Kevin has just recevied his disappointing results on the USA Identification of Cows Olympiad (USAICO) in the form of a binary string of length n. Each character of Kevin's string represents Kevin's score on one of the n questions of the olympiad—'1' for a correctly identified cow and '0' otherwise.

However, all is not lost. Kevin is a big proponent of alternative thinking and believes that his score, instead of being the sum of his points, should be the length of the longest alternating subsequence of his string. Here, we define an alternating subsequence of a string as a not-necessarily contiguous subsequence where no two consecutive elements are equal. For example, {0, 1, 0, 1}, {1, 0, 1}, and {1, 0, 1, 0} are alternating sequences, while {1, 0, 0} and {0, 1, 0, 1, 1} are not.

Kevin, being the sneaky little puffball that he is, is willing to hack into the USAICO databases to improve his score. In order to be subtle, he decides that he will flip exactly one substring—that is, take a contiguous non-empty substring of his score and change all '0's in that substring to '1's and vice versa.
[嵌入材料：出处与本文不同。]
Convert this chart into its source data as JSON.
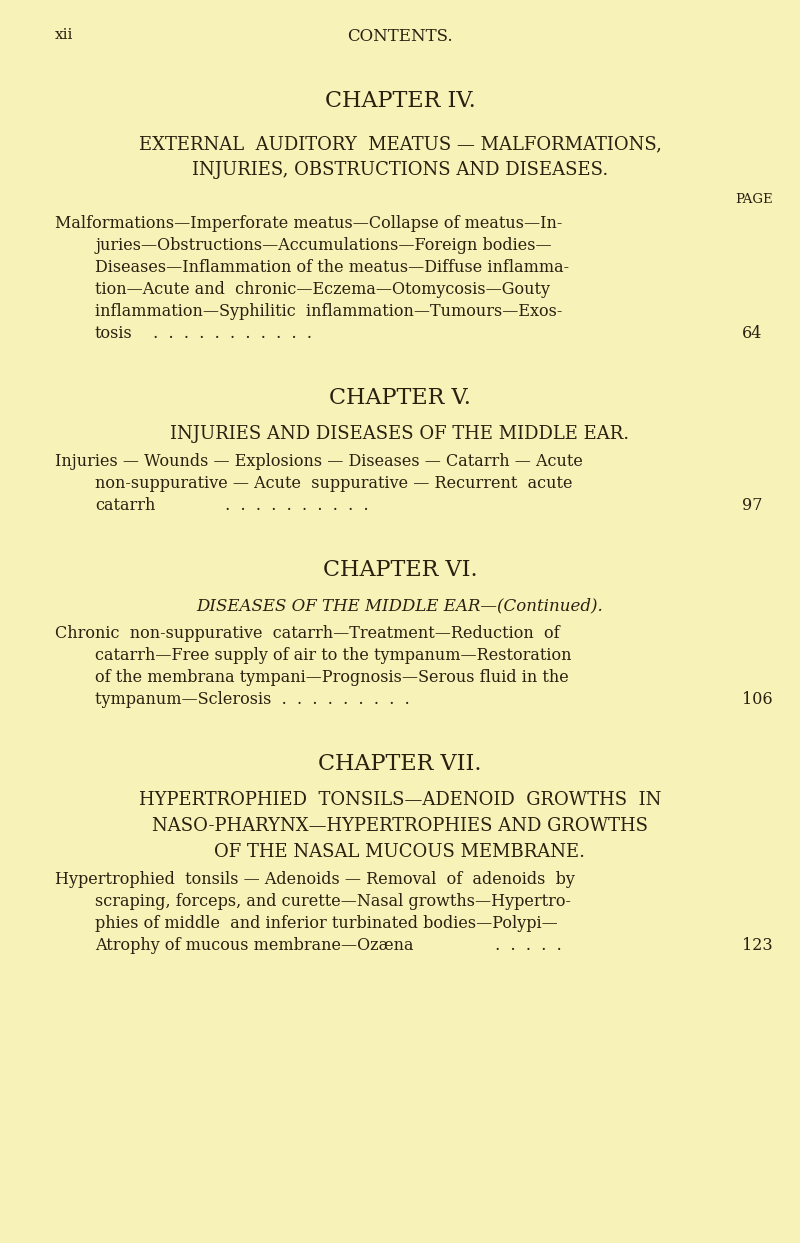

After such an operation, Kevin wants to know the length of the longest possible alternating subsequence that his string could have.

Input

The first line contains the number of questions on the olympiad n (1 ≤ n ≤ 100 000).

The following line contains a binary string of length n representing Kevin's results on the USAICO.

Output

Output a single integer, the length of the longest possible alternating subsequence that Kevin can create in his string after flipping a single substring.

Examples

Input

8
10000011

Output

5

Input

2
01

Output

2

Note

In the first sample, Kevin can flip the bolded substring '10000011' and turn his string into '10011011', which has an alternating subsequence of length 5: '10011011'.

In the second sample, Kevin can flip the entire string and still have the same score.

 

题目大意:

给你一个长度为n的01串,我们可以进行一次区间翻转(起点终点自己定),得到一个新的01串,使得得到的新的01串中的一个子串最长,且这个子串是01间隔的。

e.g:

1010 4

1011 3

1101101 5


思路:


1、通过枚举发现,在原串中如果有一段长度大于3的连续相等子串:10000000001-------------->10100000001,那么其解ans=原串最长子串长度+2.


2、再通过枚举发现,在原串中有一段长度为2的连续相等的子串:110101---------->010101,那么其解ans=原串最长子串长度+1.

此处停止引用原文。